Here's a look back at the week that was....  

HITS
  • To start the week, the Geriatrics and I visited Marion First and thoroughly enjoyed our time there. Even though the Pastor's microphone was not on for the duration of his sermon, the acoustics in the sanctuary were such that we were able to hear almost every word. He spoke beautifully from Romans 8. This was our first time to be at Marion First since Dr. Hallmark's departure; it was great to hear that the commitment to proclaiming the Word with excellence continues.
  • My car was in the shop the first few days of the week. I also knew this was my final week to spend at home. Those two things combined meant that I was very intentional about enjoying a relaxing week. I watched television and did some light reading during the days. Once the Geriatrics came home, Mom and I would enjoy some time together in the living room. All in all, it was a very good week.
  • On Saturday evening, we had the final Geriatric Outing of the summer. As strange as it may sound to you, these end-of-the-week dinners were a highlight for me and for my parents. (Here's hoping that the explorations will continue to happen occasionally while I'm away.) This week, I decided to return to a favorite spot....so we had dinner at J. Alexander's. I've been trying to get out there for several weeks now, but there was always another restaurant that Mom and Dad wanted to try. If you know us well, our menu selections will come as no surprise.....Mom and I both ordered the French Dip (minus the horseradish!) and Pop went for the crab cakes. Yummy and fitting end to our summer together.
 
MISSES
  • My car went in the shop on Monday for a basic oil change and to have the tires rotated. The shop manager called Dad and told him that two of the tires were actually in pretty bad shape and needed to be replaced. Pop decided that we would just replace all of the tires instead. The tires were not in stock and did not arrive until Wednesday morning.....so I finally got my car back on Thursday morning! It's not like I had anything that I needed to do before returning to Plainview. The end of the week became a rather frantic sprint to get all of the loose ends tied up. 

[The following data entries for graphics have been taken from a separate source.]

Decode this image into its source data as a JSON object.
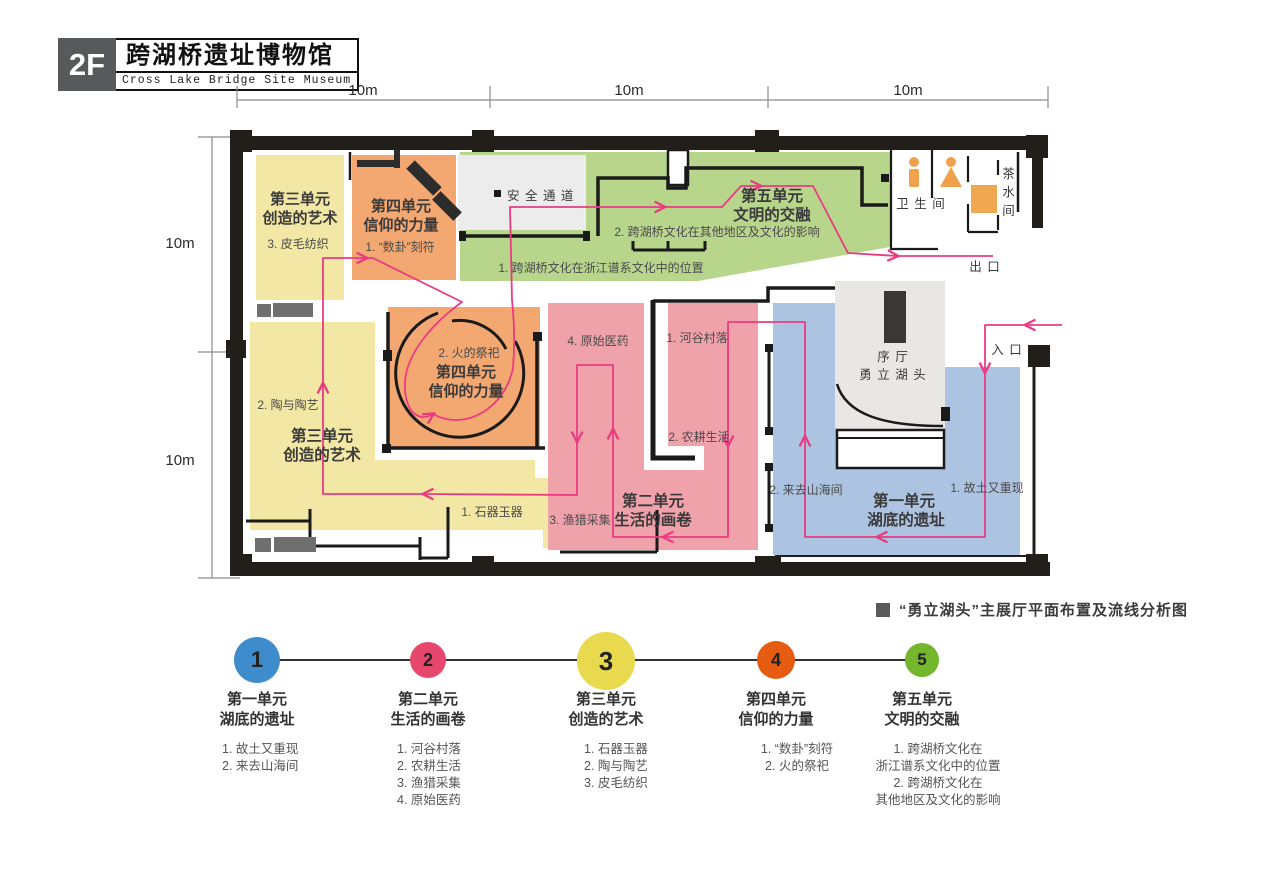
{
  "header": {
    "floor": "2F",
    "title_zh": "跨湖桥遗址博物馆",
    "title_en": "Cross Lake Bridge Site Museum"
  },
  "dimensions": {
    "top": [
      "10m",
      "10m",
      "10m"
    ],
    "left": [
      "10m",
      "10m"
    ]
  },
  "plan": {
    "unit3_top": {
      "line1": "第三单元",
      "line2": "创造的艺术",
      "item": "3. 皮毛纺织"
    },
    "unit4_top": {
      "line1": "第四单元",
      "line2": "信仰的力量",
      "item": "1. “数卦”刻符"
    },
    "safe_passage": "安 全 通 道",
    "unit5": {
      "line1": "第五单元",
      "line2": "文明的交融",
      "item2": "2. 跨湖桥文化在其他地区及文化的影响",
      "item1": "1. 跨湖桥文化在浙江谱系文化中的位置"
    },
    "restroom": "卫 生 间",
    "tea_room": "茶水间",
    "exit": "出 口",
    "entrance": "入 口",
    "unit3_main": {
      "line1": "第三单元",
      "line2": "创造的艺术",
      "item2": "2. 陶与陶艺",
      "item1": "1. 石器玉器"
    },
    "unit4_main": {
      "line1": "第四单元",
      "line2": "信仰的力量",
      "item": "2. 火的祭祀"
    },
    "unit2": {
      "line1": "第二单元",
      "line2": "生活的画卷",
      "item1": "1. 河谷村落",
      "item2": "2. 农耕生活",
      "item3": "3. 渔猎采集",
      "item4": "4. 原始医药"
    },
    "unit1": {
      "line1": "第一单元",
      "line2": "湖底的遗址",
      "item1": "1. 故土又重现",
      "item2": "2. 来去山海间"
    },
    "hall": {
      "line1": "序 厅",
      "line2": "勇 立 湖 头"
    }
  },
  "caption": "“勇立湖头”主展厅平面布置及流线分析图",
  "legend": {
    "units": [
      {
        "num": "1",
        "color": "#3f8ccc",
        "line1": "第一单元",
        "line2": "湖底的遗址",
        "items": [
          "1. 故土又重现",
          "2. 来去山海间"
        ]
      },
      {
        "num": "2",
        "color": "#e8476d",
        "line1": "第二单元",
        "line2": "生活的画卷",
        "items": [
          "1. 河谷村落",
          "2. 农耕生活",
          "3. 渔猎采集",
          "4. 原始医药"
        ]
      },
      {
        "num": "3",
        "color": "#e8d94e",
        "line1": "第三单元",
        "line2": "创造的艺术",
        "items": [
          "1. 石器玉器",
          "2. 陶与陶艺",
          "3. 皮毛纺织"
        ]
      },
      {
        "num": "4",
        "color": "#e65c10",
        "line1": "第四单元",
        "line2": "信仰的力量",
        "items": [
          "1. “数卦”刻符",
          "2. 火的祭祀"
        ]
      },
      {
        "num": "5",
        "color": "#74b62c",
        "line1": "第五单元",
        "line2": "文明的交融",
        "items": [
          "1. 跨湖桥文化在",
          "浙江谱系文化中的位置",
          "2. 跨湖桥文化在",
          "其他地区及文化的影响"
        ]
      }
    ]
  },
  "colors": {
    "zone_yellow": "#f2e7a4",
    "zone_orange": "#f3a771",
    "zone_green": "#b7d68c",
    "zone_pink": "#f0a2ab",
    "zone_blue": "#adc3e2",
    "zone_gray": "#ececec",
    "wall": "#221e1a",
    "flow_line": "#ea3b82",
    "icon_orange": "#efa24b"
  }
}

  • The worst part of not having my car is that I also missed my chiropractic sessions for the week. I can tell that I wasn't adjusted, too! My lower back is extremely sore; my arms and neck are also screaming for attention. One of the first things I'll do when I get to Plainview is make a trip to see Dr. Nate so we can continue the process that was started this summer.
  • I hate packing! Even though I have lived out of my suitcase all summer long, it still takes more effort and time than I anticipate to gather everything, put it in the car and hit the road. I'm just glad that I don't have to do that very often.
  • I hate walking on egg shells.....and I'm very glad that I don't have to do it anymore.